L’eredità cristiana dell’Italia offre validi orientamenti etici per la ricerca di un modello sociale che risponda adeguatamente alle esigenze di un’economia globalizzata e dei cambiamenti demografici, assicurando la crescita e lo sviluppo, la protezione della famiglia, l’uguaglianza delle opportunità per l’istruzione dei giovani e l’assistenza ai poveri. Il patrimonio cristiano può davvero contribuire in modo decisivo alla sconfitta di una cultura, largamente diffusa, che relega alla sfera privata e soggettiva la manifestazione delle proprie convinzioni religiose.
“Mentre incoraggiamo i cattolici impegnati in politica ad essere sempre coerenti con la fede che include ed eleva ogni istanza e valore veramente umani, vorrei che questa stagione contribuisse a far sorgere una generazione nuova di italiani e di cattolici che, pur nel travaglio della cultura odierna e attrezzandosi a stare sensatamente dentro ad essa, sentono la cosa pubblica come importante e alta, in quanto capace di segnare il destino di tutti, e per essa sono disposti a dare il meglio dei loro pensieri, dei loro progetti, dei loro giorni. Italiani e credenti che avvertono la responsabilità davanti a Dio come decisiva per l’agire politico” (Prolusione Card. Bagnasco al Consiglio Permanente CEI, gennaio 2010).
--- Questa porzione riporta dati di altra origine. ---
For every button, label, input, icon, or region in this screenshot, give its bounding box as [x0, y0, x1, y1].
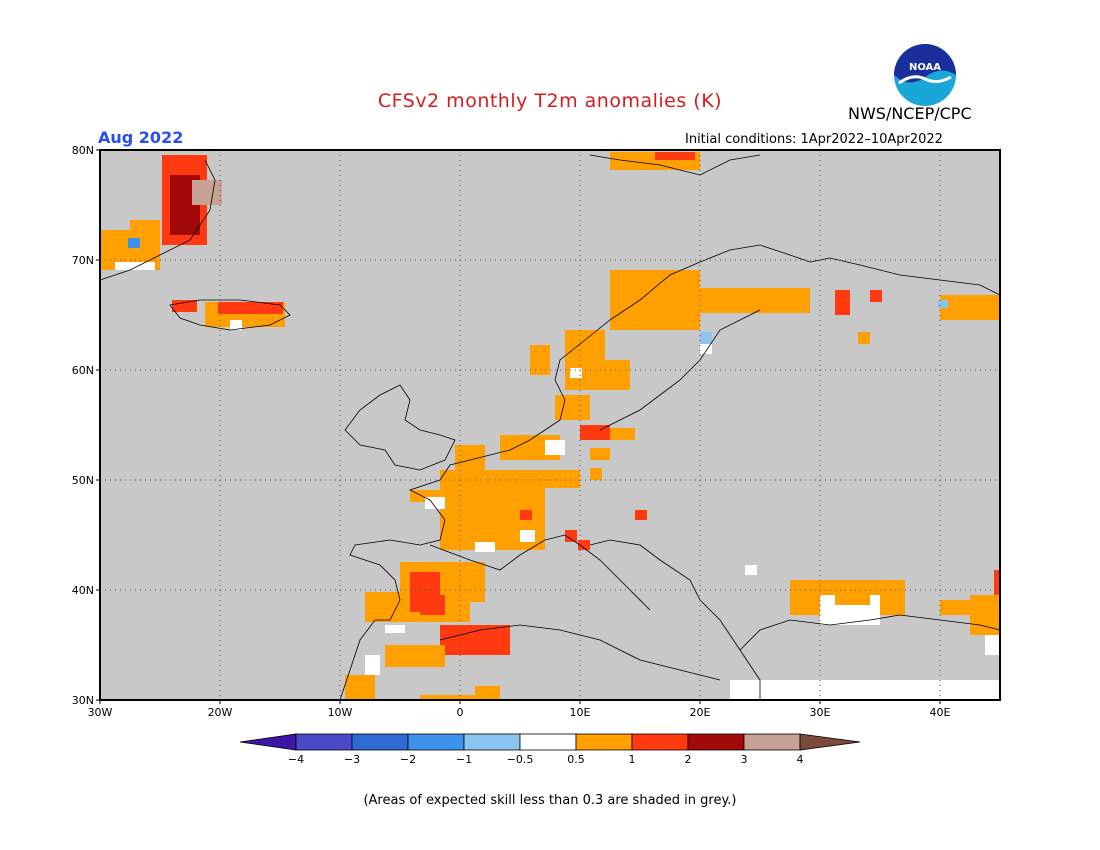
- initial-conditions: Initial conditions: 1Apr2022–10Apr2022: [685, 132, 943, 147]
- lat-label-50n: 50N: [72, 474, 94, 487]
- colorbar-arrow-warm: [799, 733, 861, 751]
- lon-label-10e: 10E: [570, 706, 591, 719]
- colorbar-swatch: [463, 733, 521, 751]
- colorbar-label: −4: [288, 753, 304, 766]
- lon-label-10w: 10W: [328, 706, 353, 719]
- colorbar: [239, 733, 861, 751]
- colorbar-label: 2: [685, 753, 692, 766]
- noaa-logo: NOAA: [893, 43, 957, 107]
- lat-label-60n: 60N: [72, 364, 94, 377]
- colorbar-label: −2: [400, 753, 416, 766]
- lon-label-20e: 20E: [690, 706, 711, 719]
- lat-label-30n: 30N: [72, 694, 94, 707]
- colorbar-swatch: [519, 733, 577, 751]
- lat-label-40n: 40N: [72, 584, 94, 597]
- lon-label-20w: 20W: [208, 706, 233, 719]
- anomaly-map: 80N 70N 60N 50N 40N 30N 30W 20W 10W 0 10…: [72, 144, 1001, 766]
- agency-label: NWS/NCEP/CPC: [848, 104, 972, 123]
- lat-label-70n: 70N: [72, 254, 94, 267]
- colorbar-label: −0.5: [507, 753, 534, 766]
- colorbar-swatch: [631, 733, 689, 751]
- colorbar-label: 0.5: [567, 753, 585, 766]
- colorbar-swatch: [575, 733, 633, 751]
- colorbar-swatch: [351, 733, 409, 751]
- colorbar-swatch: [407, 733, 465, 751]
- forecast-month: Aug 2022: [98, 128, 184, 147]
- map-title: CFSv2 monthly T2m anomalies (K): [377, 90, 723, 112]
- noaa-logo-text: NOAA: [909, 62, 941, 73]
- graticule: [100, 150, 1000, 700]
- colorbar-swatch: [743, 733, 801, 751]
- colorbar-arrow-cold: [239, 733, 297, 751]
- coastlines: [99, 154, 1001, 701]
- lon-label-30w: 30W: [88, 706, 113, 719]
- lon-label-0: 0: [457, 706, 464, 719]
- lat-label-80n: 80N: [72, 144, 94, 157]
- colorbar-label: 1: [629, 753, 636, 766]
- colorbar-swatch: [295, 733, 353, 751]
- skill-footnote: (Areas of expected skill less than 0.3 a…: [363, 793, 737, 808]
- colorbar-label: 4: [797, 753, 804, 766]
- colorbar-label: 3: [741, 753, 748, 766]
- colorbar-label: −1: [456, 753, 472, 766]
- lon-label-30e: 30E: [810, 706, 831, 719]
- lon-label-40e: 40E: [930, 706, 951, 719]
- colorbar-label: −3: [344, 753, 360, 766]
- map-frame: [99, 149, 1001, 701]
- colorbar-swatch: [687, 733, 745, 751]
“L’importante è che i cattolici ci siano, siano sempre di più e siano sempre più preparati perché hanno un patrimonio grande da o rire a tutti per il bene comune” (Cardinal Bagnasco in occasione del Sinodo dei vescovi, 7 ottobre 2012).
Con la Scuola di Formazione Politica (SFP) il Movimento PER vuole contribuire alla sconfitta di una cultura, largamente diffusa, che relega alla sfera privata e soggettiva la manifestazione delle proprie convinzioni religiose, nella convinzione che per farlo bisogna investire nella formazione. Il cuore della formazione politica che la SFP intende mettere in atto sta nel coniugare strettamente l’etica sociale con l’etica della vita, nell’“attrezzarsi culturalmente”, per contribuire a formare una cittadinanza consapevole e una classe dirigente politica competente, autorevole e responsabile. Vogliamo, in sintesi, dare il nostro contributo, affinché il “sogno di una nuova generazione di politici cattolici” diventi presto realtà.